German Town Hopes to Lose English Accent

Mixing English and German into the teutonic-flavored patter known as "Denglish" still scores points with the trendy set, but in the town of Mühlhausen, it's likely to earn you stern stares of disapproval.


In future, retailers need to fit "Schlussverkauf" on their posters

All over Germany, it's common to hear Germans slipping a little English into their everyday lingo. You might hear Germans talk of going "shoppen" at their local "Discounter," enjoying a little "flirten" at a party for "Singles," or attending a "Meeting" with the "Management" at work.

This mish-mash of deutsch and English is referred to by Germans as "Denglish," and while many people think it's cool, the small town of Mühlhausen in Thuringia think it ought to be verboten.

At the end of October, the town became a card-carrying member of the Institute for German Language (VDS), a self-appointed watchdog intent on keeping German unsullied by outside influences.

Starting at home

But before the city can declare itself cleansed of Denglish, it has a lot of work to do, starting with the city's official Web site. Press spokeswoman Angelika Bergmann, whose job it is to maintain the site, admitted there is room for improvement. The "Home" button should be renamed "Startseite," for example. Bergmann is still looking for a good German alternative for the site's "Newsletter."

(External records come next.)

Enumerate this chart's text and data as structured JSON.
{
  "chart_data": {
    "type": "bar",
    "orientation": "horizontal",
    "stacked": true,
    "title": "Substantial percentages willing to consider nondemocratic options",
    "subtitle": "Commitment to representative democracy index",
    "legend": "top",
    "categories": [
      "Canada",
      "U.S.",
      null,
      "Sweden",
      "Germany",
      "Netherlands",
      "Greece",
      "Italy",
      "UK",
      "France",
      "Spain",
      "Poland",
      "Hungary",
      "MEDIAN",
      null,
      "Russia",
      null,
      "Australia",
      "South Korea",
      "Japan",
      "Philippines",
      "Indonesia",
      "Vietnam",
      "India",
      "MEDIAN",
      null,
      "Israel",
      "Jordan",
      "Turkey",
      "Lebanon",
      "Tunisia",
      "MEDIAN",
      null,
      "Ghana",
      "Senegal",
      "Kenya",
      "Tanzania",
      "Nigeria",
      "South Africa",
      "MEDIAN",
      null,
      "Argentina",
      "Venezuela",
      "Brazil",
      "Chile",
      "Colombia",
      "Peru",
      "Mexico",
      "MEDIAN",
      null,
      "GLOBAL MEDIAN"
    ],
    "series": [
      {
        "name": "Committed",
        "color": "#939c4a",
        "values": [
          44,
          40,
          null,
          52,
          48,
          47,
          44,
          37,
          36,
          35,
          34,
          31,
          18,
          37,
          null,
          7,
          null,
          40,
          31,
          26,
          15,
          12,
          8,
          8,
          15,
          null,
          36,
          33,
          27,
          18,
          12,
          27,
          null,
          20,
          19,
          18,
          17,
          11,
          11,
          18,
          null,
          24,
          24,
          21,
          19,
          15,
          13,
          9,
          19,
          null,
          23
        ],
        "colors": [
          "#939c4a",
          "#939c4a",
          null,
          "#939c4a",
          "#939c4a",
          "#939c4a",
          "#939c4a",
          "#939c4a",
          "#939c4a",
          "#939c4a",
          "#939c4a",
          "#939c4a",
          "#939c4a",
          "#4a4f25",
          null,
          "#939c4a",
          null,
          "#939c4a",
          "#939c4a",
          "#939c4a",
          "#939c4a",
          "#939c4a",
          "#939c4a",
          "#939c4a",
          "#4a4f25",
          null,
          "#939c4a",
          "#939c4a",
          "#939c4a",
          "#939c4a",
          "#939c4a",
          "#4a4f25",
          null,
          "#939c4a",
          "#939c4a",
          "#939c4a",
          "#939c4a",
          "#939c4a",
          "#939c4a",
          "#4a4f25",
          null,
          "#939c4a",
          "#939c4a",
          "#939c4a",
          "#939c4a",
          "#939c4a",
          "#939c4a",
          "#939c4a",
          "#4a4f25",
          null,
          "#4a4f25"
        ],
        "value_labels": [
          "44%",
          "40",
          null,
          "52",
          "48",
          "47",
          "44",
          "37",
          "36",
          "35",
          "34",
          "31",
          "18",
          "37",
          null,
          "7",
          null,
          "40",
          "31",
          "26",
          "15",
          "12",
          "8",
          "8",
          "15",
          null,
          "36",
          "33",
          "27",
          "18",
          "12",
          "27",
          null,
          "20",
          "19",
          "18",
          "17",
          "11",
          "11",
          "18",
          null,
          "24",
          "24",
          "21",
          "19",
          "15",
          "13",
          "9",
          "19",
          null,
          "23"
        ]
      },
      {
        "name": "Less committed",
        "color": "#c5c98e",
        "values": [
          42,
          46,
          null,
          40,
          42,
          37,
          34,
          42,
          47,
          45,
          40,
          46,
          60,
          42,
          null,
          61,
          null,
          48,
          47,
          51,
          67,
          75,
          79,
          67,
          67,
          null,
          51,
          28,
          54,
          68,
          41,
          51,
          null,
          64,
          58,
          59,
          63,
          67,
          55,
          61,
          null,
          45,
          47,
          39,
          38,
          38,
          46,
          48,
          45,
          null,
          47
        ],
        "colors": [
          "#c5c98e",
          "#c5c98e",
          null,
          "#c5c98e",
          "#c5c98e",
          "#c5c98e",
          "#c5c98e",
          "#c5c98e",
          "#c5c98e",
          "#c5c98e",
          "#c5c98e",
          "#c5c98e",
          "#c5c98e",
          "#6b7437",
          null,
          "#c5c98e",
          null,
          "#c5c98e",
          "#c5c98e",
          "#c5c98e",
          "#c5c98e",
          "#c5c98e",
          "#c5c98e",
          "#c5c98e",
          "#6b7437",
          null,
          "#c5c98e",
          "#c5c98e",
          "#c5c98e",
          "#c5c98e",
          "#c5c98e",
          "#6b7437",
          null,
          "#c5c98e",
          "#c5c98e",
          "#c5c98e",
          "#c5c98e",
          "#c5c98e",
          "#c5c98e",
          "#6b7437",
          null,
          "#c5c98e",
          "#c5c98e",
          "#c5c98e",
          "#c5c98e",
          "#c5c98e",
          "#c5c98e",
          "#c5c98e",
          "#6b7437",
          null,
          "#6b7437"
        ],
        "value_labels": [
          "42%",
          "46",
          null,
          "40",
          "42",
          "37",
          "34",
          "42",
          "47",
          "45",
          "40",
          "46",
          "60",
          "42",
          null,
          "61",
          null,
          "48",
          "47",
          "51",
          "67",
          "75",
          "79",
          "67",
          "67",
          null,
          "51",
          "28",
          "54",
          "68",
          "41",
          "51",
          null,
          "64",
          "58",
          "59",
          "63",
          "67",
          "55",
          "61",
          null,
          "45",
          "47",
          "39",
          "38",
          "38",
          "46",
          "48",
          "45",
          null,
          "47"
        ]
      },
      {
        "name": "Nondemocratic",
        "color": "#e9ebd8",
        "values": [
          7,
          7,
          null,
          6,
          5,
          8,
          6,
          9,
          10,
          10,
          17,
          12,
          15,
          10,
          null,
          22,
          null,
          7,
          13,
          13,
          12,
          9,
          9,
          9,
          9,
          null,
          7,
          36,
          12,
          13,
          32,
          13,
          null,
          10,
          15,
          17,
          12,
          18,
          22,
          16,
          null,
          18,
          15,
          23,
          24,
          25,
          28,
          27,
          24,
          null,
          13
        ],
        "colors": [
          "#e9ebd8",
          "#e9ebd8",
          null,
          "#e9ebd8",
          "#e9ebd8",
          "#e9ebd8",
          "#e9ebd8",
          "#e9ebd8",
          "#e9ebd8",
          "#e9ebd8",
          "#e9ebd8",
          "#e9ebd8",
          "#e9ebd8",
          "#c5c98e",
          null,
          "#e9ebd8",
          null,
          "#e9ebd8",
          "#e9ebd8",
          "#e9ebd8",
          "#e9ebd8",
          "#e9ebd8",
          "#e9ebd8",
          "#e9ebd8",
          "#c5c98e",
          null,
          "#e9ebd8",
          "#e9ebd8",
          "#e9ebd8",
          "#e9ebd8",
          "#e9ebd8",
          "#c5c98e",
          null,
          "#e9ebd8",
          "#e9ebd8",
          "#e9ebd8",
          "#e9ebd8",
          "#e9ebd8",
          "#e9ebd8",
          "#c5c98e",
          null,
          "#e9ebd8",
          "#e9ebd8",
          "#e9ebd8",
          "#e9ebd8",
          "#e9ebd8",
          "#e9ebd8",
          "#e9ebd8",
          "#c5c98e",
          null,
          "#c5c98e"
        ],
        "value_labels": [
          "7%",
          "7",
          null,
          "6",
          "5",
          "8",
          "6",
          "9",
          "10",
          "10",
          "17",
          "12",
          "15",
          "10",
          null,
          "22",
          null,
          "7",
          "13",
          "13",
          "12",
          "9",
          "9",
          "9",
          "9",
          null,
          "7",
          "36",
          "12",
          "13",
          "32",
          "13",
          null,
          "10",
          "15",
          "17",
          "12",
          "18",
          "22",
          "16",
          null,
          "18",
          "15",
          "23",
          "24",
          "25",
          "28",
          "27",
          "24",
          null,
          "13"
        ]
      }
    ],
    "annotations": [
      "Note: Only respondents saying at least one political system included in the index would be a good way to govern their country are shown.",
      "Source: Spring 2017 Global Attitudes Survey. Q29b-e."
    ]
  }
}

From the signs at this sandwich bar, you wouldn't know it was located in Germany

Outside city hall, officials are hoping to wean Mühlhausen residents off commonly used English words such as "city," "shuttlebus," and "recycling," in favor of their German equivalents.

Bergmann is counting on the cooperation of shopkeepers in particular, to rid the city of one of her pet peeves -- posters in shop windows that read "Sale" instead of "Schlussverkauf."

"Where there are German words for the English term, they should be used," said Bergmann, whose aim is to make communication simpler and more effective for the people of Mühlhausen.

To that end, Denglish isn't the only linguistic element that is getting an overhaul -- the brand of complicated bureaucratic German favored by civil servants will also be "translated" into German that the average person can understand.